Warning signs of suicide in older adults

As with any age group, being able to identify and respond to warning signs can help prevent suicide among the elderly. Not all suicide attempts are preceded by a warning. However, most occur with at least some type of outward signal to friends or family members. Signs primarily seen in older adults include:

  • Worsening of physical health
  • Statements of hopelessness or worthlessness, such as:
    • I have nothing to live for
    • My family would be better off without me
  • Irritability, restlessness
  • Inability to concentrate
  • Lack of enjoyment in usual activities (anhedonia)
  • Fatigue or loss of energy
  • Changes in appetite
  • Sleeping too much or too little
  • Withdrawal from family or friends
  • Saying goodbye or expressions of guilt/regret
  • Writing a will or giving away possessions
  • Expressing specific plans to die

Approaching loved ones about suicide

Friends and family can help an older adult with suicidal thoughts or behavior. Primary care physicians can screen elderly patients for depression and monitor them for any potential suicidal behavior. Visits by family members, a change of environment or simply spending time recalling joyful memories from the past can help ward off feelings of depression.

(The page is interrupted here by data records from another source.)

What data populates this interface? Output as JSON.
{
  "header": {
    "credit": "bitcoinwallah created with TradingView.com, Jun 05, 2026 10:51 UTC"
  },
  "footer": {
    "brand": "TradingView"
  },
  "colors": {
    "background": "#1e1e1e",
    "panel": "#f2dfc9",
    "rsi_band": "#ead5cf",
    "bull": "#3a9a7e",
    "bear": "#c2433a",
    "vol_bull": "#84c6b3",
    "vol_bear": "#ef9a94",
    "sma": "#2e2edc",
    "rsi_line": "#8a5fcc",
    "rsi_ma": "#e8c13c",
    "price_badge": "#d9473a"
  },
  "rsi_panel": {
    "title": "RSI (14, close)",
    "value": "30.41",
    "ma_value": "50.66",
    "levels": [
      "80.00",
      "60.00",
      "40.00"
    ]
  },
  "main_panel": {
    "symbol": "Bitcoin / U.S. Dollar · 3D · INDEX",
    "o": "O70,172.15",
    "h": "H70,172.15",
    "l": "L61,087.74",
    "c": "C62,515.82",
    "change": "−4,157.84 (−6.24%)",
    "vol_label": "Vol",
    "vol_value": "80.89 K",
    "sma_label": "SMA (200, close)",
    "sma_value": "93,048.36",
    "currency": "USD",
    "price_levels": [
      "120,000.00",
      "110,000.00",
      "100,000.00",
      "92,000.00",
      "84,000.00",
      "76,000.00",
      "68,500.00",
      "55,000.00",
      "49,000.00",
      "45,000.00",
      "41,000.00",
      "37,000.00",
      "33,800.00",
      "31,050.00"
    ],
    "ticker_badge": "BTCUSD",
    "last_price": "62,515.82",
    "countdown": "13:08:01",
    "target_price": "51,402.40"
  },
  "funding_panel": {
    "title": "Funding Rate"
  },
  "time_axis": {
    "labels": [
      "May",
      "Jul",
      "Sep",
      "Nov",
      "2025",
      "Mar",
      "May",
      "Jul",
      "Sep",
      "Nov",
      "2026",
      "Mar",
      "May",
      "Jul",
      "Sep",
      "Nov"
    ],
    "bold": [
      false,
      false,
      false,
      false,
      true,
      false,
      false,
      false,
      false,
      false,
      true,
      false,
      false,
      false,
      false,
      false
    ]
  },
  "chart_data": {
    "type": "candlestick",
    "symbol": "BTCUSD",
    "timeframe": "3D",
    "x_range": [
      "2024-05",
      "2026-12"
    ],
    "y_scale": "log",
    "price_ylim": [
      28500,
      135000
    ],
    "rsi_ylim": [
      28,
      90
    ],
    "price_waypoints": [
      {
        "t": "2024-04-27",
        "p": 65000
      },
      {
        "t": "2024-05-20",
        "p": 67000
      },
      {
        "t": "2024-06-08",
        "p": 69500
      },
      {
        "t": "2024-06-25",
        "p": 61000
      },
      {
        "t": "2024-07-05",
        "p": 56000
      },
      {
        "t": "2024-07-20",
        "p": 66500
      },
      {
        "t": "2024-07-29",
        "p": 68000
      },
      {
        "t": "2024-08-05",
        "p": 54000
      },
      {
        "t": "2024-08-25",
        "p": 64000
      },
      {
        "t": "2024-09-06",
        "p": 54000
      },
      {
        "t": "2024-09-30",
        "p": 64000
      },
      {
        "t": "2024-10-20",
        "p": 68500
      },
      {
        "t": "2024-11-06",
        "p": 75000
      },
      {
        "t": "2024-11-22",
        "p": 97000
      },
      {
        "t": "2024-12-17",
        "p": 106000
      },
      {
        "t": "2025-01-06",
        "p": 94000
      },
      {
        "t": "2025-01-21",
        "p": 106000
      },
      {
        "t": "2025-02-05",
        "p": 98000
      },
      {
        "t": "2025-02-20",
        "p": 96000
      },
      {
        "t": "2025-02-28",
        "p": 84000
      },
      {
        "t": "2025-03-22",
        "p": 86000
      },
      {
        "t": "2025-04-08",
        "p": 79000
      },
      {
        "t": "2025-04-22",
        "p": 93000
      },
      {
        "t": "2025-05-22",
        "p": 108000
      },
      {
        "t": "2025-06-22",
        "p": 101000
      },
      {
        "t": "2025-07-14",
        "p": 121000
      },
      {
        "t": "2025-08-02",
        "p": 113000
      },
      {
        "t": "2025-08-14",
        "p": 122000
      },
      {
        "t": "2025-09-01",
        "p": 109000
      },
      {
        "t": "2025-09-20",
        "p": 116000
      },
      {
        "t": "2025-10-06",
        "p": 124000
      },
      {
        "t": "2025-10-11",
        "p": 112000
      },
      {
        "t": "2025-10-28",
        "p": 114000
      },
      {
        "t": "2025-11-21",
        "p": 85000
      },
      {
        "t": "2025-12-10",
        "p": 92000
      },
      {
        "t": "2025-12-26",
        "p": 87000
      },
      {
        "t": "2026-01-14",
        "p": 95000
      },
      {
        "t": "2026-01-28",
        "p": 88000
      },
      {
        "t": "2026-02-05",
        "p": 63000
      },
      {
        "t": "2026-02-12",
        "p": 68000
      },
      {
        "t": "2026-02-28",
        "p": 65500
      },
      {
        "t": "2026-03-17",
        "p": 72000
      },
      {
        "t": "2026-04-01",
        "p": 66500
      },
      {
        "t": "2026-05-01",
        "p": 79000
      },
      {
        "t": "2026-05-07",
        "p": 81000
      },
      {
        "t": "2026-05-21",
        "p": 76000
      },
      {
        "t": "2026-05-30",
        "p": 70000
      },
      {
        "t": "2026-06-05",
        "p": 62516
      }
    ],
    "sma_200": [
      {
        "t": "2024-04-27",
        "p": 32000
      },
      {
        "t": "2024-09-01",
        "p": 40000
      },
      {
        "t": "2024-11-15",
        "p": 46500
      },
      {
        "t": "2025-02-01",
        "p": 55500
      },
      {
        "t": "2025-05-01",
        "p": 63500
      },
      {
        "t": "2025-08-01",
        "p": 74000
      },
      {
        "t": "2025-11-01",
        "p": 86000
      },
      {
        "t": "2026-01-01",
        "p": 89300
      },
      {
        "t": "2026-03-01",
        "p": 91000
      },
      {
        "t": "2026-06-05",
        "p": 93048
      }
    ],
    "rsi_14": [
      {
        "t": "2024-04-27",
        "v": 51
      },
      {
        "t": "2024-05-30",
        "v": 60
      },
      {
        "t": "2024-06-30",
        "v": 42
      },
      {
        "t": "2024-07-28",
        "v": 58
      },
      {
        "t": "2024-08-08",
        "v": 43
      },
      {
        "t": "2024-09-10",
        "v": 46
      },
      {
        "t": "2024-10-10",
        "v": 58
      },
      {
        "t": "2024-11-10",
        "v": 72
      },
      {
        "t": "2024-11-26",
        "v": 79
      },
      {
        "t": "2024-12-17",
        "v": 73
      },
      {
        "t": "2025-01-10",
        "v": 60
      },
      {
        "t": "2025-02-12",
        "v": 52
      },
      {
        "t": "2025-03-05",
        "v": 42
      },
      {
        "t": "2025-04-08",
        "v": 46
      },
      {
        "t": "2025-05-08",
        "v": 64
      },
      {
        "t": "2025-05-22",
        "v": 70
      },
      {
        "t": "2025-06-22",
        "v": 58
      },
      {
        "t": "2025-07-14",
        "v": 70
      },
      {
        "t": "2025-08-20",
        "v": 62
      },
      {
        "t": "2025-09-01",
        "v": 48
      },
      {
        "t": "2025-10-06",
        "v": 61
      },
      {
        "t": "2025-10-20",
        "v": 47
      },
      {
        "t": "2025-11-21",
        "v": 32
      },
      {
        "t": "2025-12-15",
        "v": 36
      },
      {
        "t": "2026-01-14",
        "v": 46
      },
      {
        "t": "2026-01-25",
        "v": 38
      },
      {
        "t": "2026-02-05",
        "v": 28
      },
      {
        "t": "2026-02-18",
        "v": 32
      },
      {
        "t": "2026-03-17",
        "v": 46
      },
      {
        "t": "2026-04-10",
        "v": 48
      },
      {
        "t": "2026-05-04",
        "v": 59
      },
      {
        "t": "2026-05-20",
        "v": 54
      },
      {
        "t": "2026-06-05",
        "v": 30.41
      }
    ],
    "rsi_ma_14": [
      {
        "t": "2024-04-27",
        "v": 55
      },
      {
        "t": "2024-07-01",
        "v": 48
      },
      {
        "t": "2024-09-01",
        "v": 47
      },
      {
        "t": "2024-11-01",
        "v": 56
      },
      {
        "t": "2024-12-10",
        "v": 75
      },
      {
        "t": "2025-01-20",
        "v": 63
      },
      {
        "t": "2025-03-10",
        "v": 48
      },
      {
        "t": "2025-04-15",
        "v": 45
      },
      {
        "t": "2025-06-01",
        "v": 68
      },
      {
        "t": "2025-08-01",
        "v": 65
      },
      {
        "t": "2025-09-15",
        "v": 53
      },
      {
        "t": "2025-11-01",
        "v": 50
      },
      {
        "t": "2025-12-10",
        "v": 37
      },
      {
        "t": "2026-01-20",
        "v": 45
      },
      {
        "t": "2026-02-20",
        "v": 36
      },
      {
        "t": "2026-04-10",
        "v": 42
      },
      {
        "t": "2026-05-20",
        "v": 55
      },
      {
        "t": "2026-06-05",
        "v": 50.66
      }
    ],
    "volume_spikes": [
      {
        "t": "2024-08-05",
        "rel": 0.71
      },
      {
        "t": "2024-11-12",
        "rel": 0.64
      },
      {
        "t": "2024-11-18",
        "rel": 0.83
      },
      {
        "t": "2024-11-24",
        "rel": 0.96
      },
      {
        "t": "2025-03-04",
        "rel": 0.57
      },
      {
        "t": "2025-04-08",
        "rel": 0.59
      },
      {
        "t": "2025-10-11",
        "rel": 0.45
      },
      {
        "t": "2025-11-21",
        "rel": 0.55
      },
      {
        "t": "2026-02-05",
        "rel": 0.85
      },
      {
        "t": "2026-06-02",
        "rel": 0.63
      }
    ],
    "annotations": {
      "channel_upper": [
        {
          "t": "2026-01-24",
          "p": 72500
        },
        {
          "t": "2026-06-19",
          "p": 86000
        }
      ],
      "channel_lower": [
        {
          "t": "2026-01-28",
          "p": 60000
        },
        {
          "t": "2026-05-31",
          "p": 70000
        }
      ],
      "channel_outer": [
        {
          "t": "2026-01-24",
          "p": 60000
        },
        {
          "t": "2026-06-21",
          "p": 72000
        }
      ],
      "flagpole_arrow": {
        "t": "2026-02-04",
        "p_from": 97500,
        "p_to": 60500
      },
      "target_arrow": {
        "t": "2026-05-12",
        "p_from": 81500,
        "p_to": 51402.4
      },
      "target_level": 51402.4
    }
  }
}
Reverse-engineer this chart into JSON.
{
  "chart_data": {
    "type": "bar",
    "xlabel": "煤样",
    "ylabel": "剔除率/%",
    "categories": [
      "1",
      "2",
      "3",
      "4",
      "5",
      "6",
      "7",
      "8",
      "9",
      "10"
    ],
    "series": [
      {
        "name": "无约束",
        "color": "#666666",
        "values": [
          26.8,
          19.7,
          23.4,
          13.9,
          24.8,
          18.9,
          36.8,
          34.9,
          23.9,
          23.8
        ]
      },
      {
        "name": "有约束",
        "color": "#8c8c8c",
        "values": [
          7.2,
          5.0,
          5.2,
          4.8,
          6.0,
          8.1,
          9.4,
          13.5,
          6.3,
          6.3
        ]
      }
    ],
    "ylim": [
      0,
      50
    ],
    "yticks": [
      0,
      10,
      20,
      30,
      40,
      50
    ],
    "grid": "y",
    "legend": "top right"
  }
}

Questions for your doctor regarding suicide

Preparing questions in advance can help patients to have more meaningful discussions with their physicians regarding their conditions. Patients may wish to ask their doctor the following suicide-related questions:

  • Do you have experience treating suicidal thoughts and behavior?
  • Do I have an underlying disorder that is related to my suicidal thoughts or behavior?
  • What do you think is causing my suicidal thoughts or behavior?
  • Are there medications that may be appropriate for me? What are their side effects?
  • What type of psychological therapy would be most effective for me?
  • Can you recommend a therapist, mental health professional, group, or other setting that may benefit me?
  • Would you recommend hospitalization? What are the benefits and/or risks associated with inpatient psychiatric care?
  • Are there other treatment methods I might benefit from?
  • Does anything in my personal history increase my risk for suicidal thoughts or behavior?
  • What can I do to lessen my risk of suicidal thoughts or behavior? Are there changes I can make to my environment that would help?
  • Should I monitor my elderly parents for suicidal behavior? What should I look for?
  • If an elderly person has attempted suicide once, how likely are they to try it again?